Развесив обмотки и портянки у печки, и пригрозив дневальному карачуном, если тот опять их сожжёт по недосмотру, связист посчитал подготовку к завтрашнему дню законченой. Свои же катушки с проводом Степа проверил еще с утра, а потому со спокойной совестью, вымотавшись за день, завалился спать.
Рассвет он встречал у надолбов и в компании нервно скалящего белоснежные зубы Юлдашева. Старшина, перед расставанием, почти в открытую их перекрестил и, кроме брезентовых сапог, выдал две новеньких белых накидки, выменянных на непонятно что у разведчиков.
Взвились и опали высоко в небе три ярко-алых цветка сигнальных ракет. Танки, широко выдохнув отработанными бензиновыми парами своих двигателей, вновь пошли первыми. Пехота и саперы следом. Передний край финской обороны ожил и расцвел вспышками выстрелов.

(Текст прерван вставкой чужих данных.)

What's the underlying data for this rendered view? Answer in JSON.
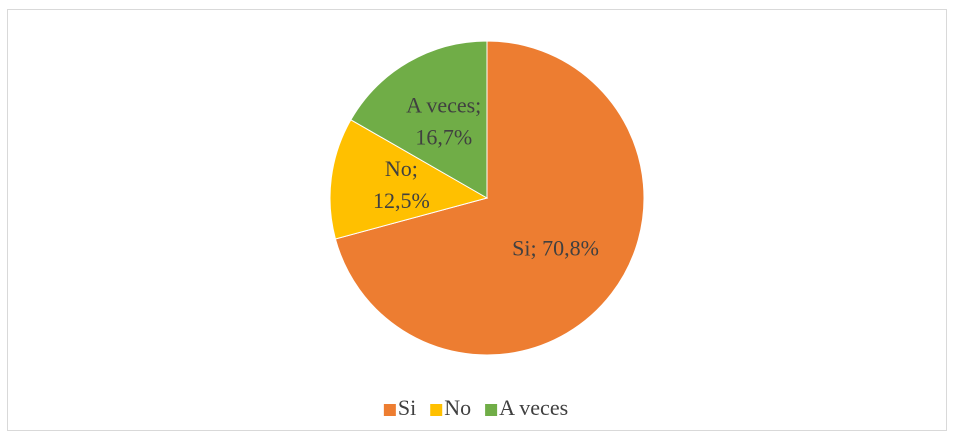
{
  "chart_data": {
    "type": "pie",
    "categories": [
      "Si",
      "No",
      "A veces"
    ],
    "values": [
      70.8,
      12.5,
      16.7
    ],
    "value_labels": [
      "Si; 70,8%",
      "No; 12,5%",
      "A veces; 16,7%"
    ],
    "colors": [
      "#ed7d31",
      "#ffc000",
      "#70ad47"
    ],
    "legend": "bottom"
  }
}
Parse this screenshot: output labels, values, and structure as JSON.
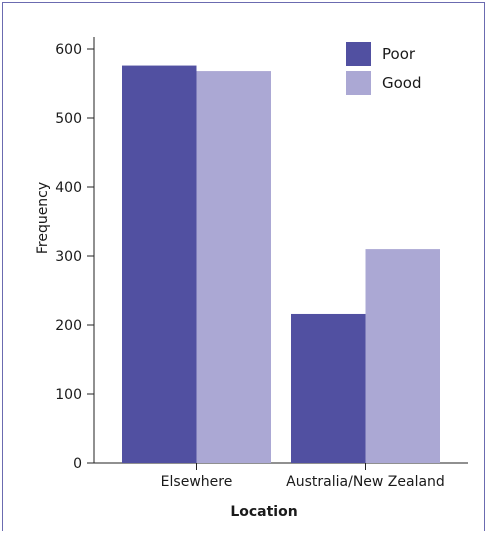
{
  "chart_data": {
    "type": "bar",
    "title": "",
    "xlabel": "Location",
    "ylabel": "Frequency",
    "categories": [
      "Elsewhere",
      "Australia/New Zealand"
    ],
    "series": [
      {
        "name": "Poor",
        "color": "#5150a1",
        "values": [
          576,
          216
        ]
      },
      {
        "name": "Good",
        "color": "#aba8d4",
        "values": [
          568,
          310
        ]
      }
    ],
    "ylim": [
      0,
      620
    ],
    "yticks": [
      0,
      100,
      200,
      300,
      400,
      500,
      600
    ],
    "grid": false,
    "legend_position": "top-right"
  }
}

Из-за леса прилетели первые гостинцы от вражеской артиллерии. Сводный отряд, не обращая внимания на раненых и убитых бежал изо всех сил следом, за вновь ушедшими вперед без оглядки на свою пехоту трехбашенными танками.
Честно говоря, финны не ожидали от Красной Армии после вчерашнего, на этом узком участке такой самоубийственной прыти, поэтому по-первости разрывы мин вздыбились уже за спинами пробежавших опасный участок красноармейцев. Но через полтораста метров, под шквальным огнем второй линии обороны финнов пехота была вынуждена залечь. Так как сводный отряд был наполовину саперным – русские солдаты и так знающие шанцевое дело хорошо, закопались в землю за несколько минут и, отрыв по положенной Уставом ячейке, следом, даже не остановившись ни на секунду, стали тут же соединять их ходами сообщения. Капитан даже попытался поставить дымовую завесу, но сильный в тот день юго-западный ветер, снес ее в лес.
Это полезное качество русской пехоты, серьезно окапываться при любой остановке, всегда безмерно удивляло флегматичных, ярко выраженных индивидуалистов финнов – от рядовых до фельдмаршала. Финн в такой ситуации обычно отползал, затем вскакивал своими пьексами на лыжи и давал деру через лес, а чаще просто делал круг, и в составе малых групп атаковал обидчиков с фланга или с тыла.